After a while, his heart slowed. He looked at the blue November sky, running like a river between the trees that enclosed his line of sight. His breathing came easier. His trembling slowed to twitches. He still felt feverish and sick, as if his skin were too small for his body, but he had to accept that he wasn’t going to drop dead on the spot. Which meant he had to face the crumpled, unmoving heap beside him. The woman. He turned his head, his throat aching. She was still, too still, and there was blood all over her white face. He rolled his head back. Looked at the river-sky. Oh, God. He was going to die. Not right now, not here in the dirt in the middle of the woods, no. He was going to die strapped to a gurney in a clean room with bright lights in Clinton. Because he had finally, irrevocably lost his temper.
He started crying again, tears spilling hot over his cheeks and running into his ears. His nose clogged and mucus clotted his throat, until he couldn’t breathe and he had to heave himself into a sitting position and hack.
He looked at her again. Should he go to the cops and turn himself in? Did he need to get a lawyer first? How was he going to afford a lawyer? Oh, God, what about Lisa? This would kill her. He had just wanted to stay with her, and now he was a murderer and he was going to be locked up for the rest of his life and die. He rocked back and forth, clamped in place by misery.
What should he do? What should he do? His whole life ruined because he hadn’t been able to keep a lid on it when that teasing bitch taunted him and took his picture. He looked at the disposable camera, abandoned in the dirt. That was it. That was what he was going to the death house for.
Unless he wasn’t.
The thought seemed to settle over him from the cold blue sky, to creep up on him through the gray and groaning trees. What if-he didn’t turn himself in? What if he wasn’t caught? What if he walked-no, ran down the hill and took her car and drove away? Was there any way to connect him to-he didn’t want to name her, but he gave her a wary glance. To her?

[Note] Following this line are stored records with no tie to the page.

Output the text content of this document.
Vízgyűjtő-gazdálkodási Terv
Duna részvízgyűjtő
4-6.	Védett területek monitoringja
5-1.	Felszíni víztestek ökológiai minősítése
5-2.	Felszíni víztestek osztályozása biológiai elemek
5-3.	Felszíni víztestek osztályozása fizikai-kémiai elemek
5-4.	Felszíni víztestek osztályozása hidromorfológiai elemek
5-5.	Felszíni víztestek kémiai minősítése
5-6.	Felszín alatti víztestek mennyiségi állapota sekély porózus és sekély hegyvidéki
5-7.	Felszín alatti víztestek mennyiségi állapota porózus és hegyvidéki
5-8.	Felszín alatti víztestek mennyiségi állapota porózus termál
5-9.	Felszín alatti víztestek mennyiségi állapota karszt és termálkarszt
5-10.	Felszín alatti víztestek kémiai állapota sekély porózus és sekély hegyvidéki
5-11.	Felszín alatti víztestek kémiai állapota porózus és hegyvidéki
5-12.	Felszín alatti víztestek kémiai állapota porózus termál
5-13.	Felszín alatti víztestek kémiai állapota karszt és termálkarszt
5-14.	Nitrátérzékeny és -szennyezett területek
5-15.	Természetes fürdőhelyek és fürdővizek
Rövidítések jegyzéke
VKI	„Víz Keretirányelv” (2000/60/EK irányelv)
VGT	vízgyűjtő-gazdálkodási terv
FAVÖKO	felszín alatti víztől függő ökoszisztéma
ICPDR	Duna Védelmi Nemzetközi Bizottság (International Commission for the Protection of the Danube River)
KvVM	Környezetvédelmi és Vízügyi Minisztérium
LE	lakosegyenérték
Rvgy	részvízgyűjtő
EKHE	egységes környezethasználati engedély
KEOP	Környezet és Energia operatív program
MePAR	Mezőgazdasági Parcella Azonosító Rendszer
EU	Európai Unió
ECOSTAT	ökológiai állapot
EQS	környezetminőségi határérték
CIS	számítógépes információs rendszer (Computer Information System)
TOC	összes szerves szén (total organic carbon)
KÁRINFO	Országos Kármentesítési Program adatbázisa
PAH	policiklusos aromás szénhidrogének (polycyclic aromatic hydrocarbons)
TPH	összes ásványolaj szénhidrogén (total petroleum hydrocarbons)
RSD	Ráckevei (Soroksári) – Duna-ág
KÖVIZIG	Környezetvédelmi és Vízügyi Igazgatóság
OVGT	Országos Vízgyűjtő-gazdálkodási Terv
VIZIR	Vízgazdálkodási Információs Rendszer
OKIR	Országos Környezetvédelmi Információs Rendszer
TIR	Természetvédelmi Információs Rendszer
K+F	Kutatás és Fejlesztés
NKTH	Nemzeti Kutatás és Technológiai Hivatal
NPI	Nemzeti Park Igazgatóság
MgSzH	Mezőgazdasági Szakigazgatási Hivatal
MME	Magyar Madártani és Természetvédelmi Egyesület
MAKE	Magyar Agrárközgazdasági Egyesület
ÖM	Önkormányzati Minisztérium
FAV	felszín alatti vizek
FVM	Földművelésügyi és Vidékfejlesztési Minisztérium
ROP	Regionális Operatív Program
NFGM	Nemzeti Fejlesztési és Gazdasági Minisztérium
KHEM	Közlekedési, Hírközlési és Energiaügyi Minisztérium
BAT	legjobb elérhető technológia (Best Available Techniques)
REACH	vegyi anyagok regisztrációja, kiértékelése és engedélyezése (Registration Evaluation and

He thought about his day, about the trail he had left behind him. As far as Lisa and his brother-in-law were concerned, he was still at home. Lewis Johnson had seen him at the mill this morning, and Geraldine Bain at the post office at maybe ten o’clock. He hadn’t said anything about his plans to Ed Castle. So he was good there.
It broke down with his bike, though. Triple A would have a record. They had picked up his bike on her card, and he hadn’t even been there. Any cop asked, it’d be pretty damn obvious he had gone with her.
He had figured, when she offered him a ride, to have her drop him off at Mike Yablonski’s. He could pick up his truck there and take Lisa home.
Mike Yablonski’s. What if he had asked her to take him there first? That would have made good sense. If anybody asked, Yabbo’d say Randy had been with him the whole time, no sweat.
He didn’t waste any more time thinking. He snatched up the camera and rolled to his knees. Avoiding looking at her, he rose unsteadily to his feet. After a few tentative steps, he walked, then jogged, then ran the last of the way to her car. His throat ached with every breath. He flung open the door and bounced into the driver’s seat.